Lately, I’ve been immersing myself in a sea of words on the matter of sola fide, or “faith alone.” It’s only fitting, though, since that subject is my self-proclaimed “hill to die on.” Other theologians might offer the counsel to not make too much out of one particular doctrinal affair. Single-issue theologians are, apparently for some, just as perilous as single-issue voters. Be that as it may, the embrace (or excision) of sola fide has elemental ramifications for one’s religious life. Incidentally, I’d say you can’t harp too much about the sweeping significance of justification sola fide. Or maybe I’m biased. I’ll let you be the judge of that, though.

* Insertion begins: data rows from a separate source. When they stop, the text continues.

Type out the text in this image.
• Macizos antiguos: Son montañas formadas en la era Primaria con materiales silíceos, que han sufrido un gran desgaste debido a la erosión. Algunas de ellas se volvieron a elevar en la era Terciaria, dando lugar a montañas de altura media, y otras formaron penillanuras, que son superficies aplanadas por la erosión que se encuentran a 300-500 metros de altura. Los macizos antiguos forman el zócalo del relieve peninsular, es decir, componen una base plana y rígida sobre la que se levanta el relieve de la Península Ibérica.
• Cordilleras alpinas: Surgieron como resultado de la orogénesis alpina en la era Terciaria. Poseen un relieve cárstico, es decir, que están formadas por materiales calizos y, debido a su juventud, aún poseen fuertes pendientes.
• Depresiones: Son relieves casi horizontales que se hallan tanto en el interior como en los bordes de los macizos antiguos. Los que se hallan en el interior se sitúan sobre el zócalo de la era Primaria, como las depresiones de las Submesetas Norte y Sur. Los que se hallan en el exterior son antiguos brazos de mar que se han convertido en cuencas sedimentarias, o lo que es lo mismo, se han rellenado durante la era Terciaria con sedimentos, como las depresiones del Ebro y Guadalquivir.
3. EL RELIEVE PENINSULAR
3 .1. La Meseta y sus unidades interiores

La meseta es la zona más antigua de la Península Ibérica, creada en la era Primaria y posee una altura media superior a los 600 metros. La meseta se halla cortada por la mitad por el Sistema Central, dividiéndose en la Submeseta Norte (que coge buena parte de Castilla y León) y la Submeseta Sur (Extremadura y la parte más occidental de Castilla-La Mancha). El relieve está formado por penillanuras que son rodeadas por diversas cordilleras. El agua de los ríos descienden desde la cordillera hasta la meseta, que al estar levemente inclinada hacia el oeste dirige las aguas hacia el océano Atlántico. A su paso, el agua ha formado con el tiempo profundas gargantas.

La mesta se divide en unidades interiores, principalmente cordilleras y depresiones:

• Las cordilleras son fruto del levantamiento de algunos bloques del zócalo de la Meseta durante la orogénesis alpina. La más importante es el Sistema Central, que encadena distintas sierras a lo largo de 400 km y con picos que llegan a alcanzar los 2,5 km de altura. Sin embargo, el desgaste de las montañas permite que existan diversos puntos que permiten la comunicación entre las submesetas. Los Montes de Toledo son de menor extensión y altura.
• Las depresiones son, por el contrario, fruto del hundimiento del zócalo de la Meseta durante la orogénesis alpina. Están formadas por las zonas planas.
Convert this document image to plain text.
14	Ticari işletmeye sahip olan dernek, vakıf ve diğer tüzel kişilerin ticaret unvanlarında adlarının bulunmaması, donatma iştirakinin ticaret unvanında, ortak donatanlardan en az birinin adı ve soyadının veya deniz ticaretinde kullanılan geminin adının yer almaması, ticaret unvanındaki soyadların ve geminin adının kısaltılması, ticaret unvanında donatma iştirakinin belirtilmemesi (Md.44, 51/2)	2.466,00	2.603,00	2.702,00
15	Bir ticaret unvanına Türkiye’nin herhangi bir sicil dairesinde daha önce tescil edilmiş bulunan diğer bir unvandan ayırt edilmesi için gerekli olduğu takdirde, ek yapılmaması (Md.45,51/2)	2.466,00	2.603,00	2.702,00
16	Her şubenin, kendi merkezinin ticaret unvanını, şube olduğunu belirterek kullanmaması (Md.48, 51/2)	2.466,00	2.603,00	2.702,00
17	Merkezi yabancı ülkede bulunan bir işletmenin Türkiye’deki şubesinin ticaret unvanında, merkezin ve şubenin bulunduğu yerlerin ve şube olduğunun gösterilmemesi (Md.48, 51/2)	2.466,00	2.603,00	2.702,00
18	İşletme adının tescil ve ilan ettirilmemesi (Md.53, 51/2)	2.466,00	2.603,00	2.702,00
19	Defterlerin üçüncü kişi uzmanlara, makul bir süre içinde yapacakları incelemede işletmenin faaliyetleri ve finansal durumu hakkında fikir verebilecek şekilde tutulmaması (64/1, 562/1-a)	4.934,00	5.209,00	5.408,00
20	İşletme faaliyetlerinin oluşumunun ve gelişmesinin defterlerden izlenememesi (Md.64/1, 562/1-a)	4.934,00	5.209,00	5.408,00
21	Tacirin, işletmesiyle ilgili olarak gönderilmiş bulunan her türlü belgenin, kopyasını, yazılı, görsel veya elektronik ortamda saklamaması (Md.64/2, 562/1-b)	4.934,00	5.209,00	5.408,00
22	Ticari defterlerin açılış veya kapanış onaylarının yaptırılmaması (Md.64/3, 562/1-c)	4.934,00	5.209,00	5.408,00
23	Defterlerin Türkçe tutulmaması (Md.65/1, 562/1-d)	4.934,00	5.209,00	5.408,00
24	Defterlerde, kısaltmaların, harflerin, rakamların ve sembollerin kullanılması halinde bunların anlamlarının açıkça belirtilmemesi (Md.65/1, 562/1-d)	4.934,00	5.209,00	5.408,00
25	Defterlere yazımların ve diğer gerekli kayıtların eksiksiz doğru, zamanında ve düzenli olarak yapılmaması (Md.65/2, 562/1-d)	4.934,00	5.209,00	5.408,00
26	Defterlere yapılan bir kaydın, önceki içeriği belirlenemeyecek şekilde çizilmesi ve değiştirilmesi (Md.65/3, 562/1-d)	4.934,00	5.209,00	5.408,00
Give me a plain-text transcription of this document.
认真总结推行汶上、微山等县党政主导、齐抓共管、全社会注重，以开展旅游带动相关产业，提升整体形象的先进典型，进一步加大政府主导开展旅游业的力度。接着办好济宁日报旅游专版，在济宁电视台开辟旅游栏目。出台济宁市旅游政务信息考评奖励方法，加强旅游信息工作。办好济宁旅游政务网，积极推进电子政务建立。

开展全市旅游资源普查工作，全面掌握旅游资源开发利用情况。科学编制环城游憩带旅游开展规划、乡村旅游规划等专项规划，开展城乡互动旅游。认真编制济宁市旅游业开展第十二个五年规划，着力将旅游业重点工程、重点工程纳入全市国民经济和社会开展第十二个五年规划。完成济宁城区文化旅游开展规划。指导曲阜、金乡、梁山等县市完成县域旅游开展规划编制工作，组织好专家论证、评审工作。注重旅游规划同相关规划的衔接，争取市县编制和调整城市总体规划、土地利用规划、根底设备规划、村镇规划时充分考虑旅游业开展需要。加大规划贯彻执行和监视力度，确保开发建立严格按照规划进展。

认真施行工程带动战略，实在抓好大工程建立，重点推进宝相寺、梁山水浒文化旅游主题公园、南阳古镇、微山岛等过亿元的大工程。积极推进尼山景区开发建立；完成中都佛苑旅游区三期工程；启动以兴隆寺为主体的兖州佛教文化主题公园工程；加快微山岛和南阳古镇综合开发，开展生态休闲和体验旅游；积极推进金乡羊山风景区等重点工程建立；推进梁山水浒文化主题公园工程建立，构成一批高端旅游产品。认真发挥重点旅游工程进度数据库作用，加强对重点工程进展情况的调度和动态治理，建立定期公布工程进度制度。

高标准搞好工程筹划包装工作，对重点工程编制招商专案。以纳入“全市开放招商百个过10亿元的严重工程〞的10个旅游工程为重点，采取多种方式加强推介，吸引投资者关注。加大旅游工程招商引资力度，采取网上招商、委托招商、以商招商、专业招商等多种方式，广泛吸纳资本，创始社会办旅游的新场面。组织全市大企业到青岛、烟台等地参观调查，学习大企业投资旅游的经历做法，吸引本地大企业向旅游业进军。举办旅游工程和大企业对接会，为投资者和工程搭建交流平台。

Consequently, the following excerpt comes from Gerhard O. Forde’s brief treatment of the same topic. In his book, Justification by Faith: A Matter of Death and Life, Forde spends some time navigating the corollaries that follow the declaration of justification sola fide, one of which is just the fact that the pronouncement of imputed righteousness via the death and resurrection of Christ necessarily denotes the want of righteousness in us. He writes:
When God imputes righteousness he makes us sinners at the same time. He makes it quite plain that we do not have righteousness in ourselves and never will. By declaring us righteous unilaterally, unconditionally for Christ’s sake, he at the same time unmasks sin and unfaith. By forgiving sin, sin is revealed and attacked at the root in its totality: our unfaith, rebellion, and blindness, our unwillingness to move out of the legal prison, our refusal of life. God’s justification, you see, is fully as opposed to human righteousness and pretense as it is to human unrighteousness. It cuts both ways, both at the ungodly and the super-godly. The battle is not against sin merely as “moral” fault but against sin as “spiritual” fault, against our supposed “intrinsic righteousness,” pretense and hypocrisy, our supposed movement and progress, our substitution of fiction for truth. The totality of the justifying act reveals the totality of sin. Imputed righteousness makes it plain that all such “piety” is just as sinful, indeed even more sinful, than out-and-out godlessness and denial of grace altogether. Only faith in the flat-out judgment of God is equipped to do battle with human sin. One can only be still and listen to the judge. That is the only salvation from both despair and presumption, immorality and super-morality. In the light of the creative, unconditional divine act it becomes clear not just that we have sinned and fallen short of the law, but precisely that “all have sinned and fallen short of the glory (precisely the glory) of God” and all he has created. By speaking unconditionally, the Creator is doing a new thing.1
Grace and peace, friends.
Gerhard O. Forde, Justification by Faith: A Matter of Death and Life (Eugene, OR: Wipf & Stock, 1991), 31.